No mesmo processo, uma procuradora investiga uma fuga de informação de que ela poderia ser uma das suspeitas e dois jornalistas são vigiados pela PSP por estarem a cumprir o seu dever deontológico, que a lei protege. Tudo isto é inaceitável. Mas tenho de deixar uma farpa: quem, em troca de cachas, andou a transformar magistrados em heróis justiceiros, aos quais nenhum limite deve ser imposto, teve a oportunidade de conhecer o monstro que ajudou a criar. Estou, aliás, curioso para ler como alguns jornalistas que têm defendido poderes quase ilimitados para o Ministério Público explicarem porque é que os devemos (e devemos) limitar em casos como estes. Como conseguem explicar que, quando chega à liberdade de imprensa, há valores acima da eficácia da investigação.
Se dúvidas houvesse sobre a cumplicidade de alguma comunicação social com aqueles de que inevitavelmente acabaria por ser vítima basta olhar para a capa da “Sábado”, onde esta vergonhosa perseguição é denunciada. Nela, está a atual Procuradora Geral da República. Pode dizer-se que o processo continuou o seu estranho andamento quando Lucília Gago já era PGR. Mas ele iniciou-se com Joana Marques Vidal, como o próprio artigo da revista reconhece. Na capa, lê-se: “Pela primeira vez em democracia, o Ministério Público, liderado por Lucília Gago, mandou seguir e fotografar jornalistas e vasculhou as suas contas bancárias.” Se a segunda parte parece ser verdadeira, a primeira é objetivamente falsa. O Ministério Público que “mandou seguir e fotografar jornalistas” em abril de 2018 (data que a próprio “Sábado” nos dá) era liderado por Joana Marques Vidal. Lucília Gago só tomou posse em outubro.

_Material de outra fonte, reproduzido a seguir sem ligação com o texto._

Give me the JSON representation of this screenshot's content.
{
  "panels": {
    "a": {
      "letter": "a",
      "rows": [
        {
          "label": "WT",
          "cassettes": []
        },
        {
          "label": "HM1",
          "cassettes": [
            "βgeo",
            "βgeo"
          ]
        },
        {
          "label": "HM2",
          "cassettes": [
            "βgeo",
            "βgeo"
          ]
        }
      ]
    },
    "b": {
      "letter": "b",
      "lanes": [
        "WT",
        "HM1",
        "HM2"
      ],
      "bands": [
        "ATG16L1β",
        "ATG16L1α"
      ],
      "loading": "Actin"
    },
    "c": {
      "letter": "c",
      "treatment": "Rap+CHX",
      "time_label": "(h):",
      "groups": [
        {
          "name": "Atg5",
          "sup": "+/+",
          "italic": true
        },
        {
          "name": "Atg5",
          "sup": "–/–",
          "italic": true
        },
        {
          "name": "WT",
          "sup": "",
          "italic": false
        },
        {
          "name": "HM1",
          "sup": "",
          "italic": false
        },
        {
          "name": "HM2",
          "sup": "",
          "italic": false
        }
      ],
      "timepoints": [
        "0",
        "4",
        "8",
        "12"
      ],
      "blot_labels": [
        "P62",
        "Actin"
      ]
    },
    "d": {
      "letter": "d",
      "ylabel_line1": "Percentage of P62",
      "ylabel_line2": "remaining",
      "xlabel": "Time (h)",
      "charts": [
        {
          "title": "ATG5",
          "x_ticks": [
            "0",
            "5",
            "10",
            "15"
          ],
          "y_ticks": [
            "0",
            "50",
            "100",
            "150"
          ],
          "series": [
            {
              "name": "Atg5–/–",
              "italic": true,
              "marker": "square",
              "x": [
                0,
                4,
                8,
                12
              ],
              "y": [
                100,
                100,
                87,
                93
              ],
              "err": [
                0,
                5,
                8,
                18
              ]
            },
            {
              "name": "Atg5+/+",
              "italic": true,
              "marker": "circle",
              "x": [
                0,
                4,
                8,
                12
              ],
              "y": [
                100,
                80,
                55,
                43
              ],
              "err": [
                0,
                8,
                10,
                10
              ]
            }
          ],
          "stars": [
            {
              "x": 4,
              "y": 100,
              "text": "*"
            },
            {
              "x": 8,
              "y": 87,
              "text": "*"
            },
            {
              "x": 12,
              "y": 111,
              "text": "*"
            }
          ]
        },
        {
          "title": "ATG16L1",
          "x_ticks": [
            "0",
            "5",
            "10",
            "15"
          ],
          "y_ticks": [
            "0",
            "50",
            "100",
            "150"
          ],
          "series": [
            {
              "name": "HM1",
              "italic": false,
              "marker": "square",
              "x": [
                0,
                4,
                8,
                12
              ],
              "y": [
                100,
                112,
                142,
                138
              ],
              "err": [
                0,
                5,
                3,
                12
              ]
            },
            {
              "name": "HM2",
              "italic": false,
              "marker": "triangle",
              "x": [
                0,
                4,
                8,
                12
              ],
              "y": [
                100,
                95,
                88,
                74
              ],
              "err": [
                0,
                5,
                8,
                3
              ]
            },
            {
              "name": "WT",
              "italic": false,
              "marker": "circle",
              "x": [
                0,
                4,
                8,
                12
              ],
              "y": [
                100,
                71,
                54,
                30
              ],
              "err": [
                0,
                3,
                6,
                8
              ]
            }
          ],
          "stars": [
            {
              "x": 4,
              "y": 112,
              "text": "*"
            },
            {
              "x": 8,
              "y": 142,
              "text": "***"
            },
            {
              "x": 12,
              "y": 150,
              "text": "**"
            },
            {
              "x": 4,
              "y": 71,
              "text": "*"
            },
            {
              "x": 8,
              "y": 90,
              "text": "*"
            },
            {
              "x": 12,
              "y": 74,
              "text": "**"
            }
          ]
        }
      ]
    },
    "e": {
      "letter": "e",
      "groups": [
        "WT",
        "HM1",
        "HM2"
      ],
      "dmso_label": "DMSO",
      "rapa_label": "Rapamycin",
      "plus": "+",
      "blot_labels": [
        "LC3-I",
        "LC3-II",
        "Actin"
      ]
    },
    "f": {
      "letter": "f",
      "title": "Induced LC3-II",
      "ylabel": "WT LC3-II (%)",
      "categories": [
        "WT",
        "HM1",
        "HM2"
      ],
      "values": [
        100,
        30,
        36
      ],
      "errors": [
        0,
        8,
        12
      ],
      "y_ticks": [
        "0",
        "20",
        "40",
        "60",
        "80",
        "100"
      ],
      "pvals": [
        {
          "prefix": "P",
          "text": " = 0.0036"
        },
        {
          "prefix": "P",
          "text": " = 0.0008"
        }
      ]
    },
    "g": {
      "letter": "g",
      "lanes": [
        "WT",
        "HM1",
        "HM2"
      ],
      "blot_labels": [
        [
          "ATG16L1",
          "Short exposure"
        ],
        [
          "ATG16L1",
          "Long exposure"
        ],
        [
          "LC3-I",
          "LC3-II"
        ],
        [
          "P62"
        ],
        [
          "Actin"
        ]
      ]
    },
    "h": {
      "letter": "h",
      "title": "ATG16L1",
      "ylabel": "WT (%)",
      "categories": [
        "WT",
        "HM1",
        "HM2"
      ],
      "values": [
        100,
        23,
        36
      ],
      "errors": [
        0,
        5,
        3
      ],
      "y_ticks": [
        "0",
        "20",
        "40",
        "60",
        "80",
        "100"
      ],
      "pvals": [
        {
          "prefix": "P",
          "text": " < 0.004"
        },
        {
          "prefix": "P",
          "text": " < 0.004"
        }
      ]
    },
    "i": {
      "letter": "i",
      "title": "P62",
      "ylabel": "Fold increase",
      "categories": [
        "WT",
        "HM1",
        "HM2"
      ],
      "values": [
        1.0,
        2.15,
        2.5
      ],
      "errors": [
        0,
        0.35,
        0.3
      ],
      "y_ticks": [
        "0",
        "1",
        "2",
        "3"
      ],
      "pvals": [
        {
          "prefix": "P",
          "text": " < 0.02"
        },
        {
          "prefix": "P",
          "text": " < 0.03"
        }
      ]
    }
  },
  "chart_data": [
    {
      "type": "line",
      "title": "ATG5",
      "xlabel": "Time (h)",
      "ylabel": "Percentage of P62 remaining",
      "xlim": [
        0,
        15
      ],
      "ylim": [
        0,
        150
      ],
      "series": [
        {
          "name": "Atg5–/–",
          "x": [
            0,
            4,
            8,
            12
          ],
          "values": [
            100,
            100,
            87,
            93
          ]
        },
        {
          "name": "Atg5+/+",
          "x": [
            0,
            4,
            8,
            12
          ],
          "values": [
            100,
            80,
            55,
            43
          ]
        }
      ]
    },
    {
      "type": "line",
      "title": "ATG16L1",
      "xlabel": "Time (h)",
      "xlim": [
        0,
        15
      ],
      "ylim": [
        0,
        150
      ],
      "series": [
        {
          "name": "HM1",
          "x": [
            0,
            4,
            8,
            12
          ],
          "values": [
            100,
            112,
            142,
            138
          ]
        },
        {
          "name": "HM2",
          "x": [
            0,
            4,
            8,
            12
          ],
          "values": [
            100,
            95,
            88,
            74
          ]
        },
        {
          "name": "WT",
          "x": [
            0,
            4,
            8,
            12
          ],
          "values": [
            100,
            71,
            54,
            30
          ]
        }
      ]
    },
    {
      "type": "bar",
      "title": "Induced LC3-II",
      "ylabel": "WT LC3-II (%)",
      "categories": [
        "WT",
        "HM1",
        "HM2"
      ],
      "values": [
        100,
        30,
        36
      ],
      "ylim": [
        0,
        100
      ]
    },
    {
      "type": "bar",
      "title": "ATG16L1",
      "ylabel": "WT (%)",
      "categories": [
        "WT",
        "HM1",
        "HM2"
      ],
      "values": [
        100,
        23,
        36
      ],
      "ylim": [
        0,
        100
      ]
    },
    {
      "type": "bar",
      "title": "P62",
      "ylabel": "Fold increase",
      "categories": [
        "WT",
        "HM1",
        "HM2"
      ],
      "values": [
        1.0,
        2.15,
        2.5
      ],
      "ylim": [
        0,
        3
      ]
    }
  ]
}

Que as vítimas desta perseguição queiram, na capa da sua revista, esconder as responsabilidades da anterior procuradora apenas nos recorda até que ponto a comunicação social se deixou envolver nas guerras corporativas da justiça. Faz parte delas, aliás. E isso também ajuda a explicar o monstro. Quem não é escrutinado com independência deixa de conhecer os seus limites.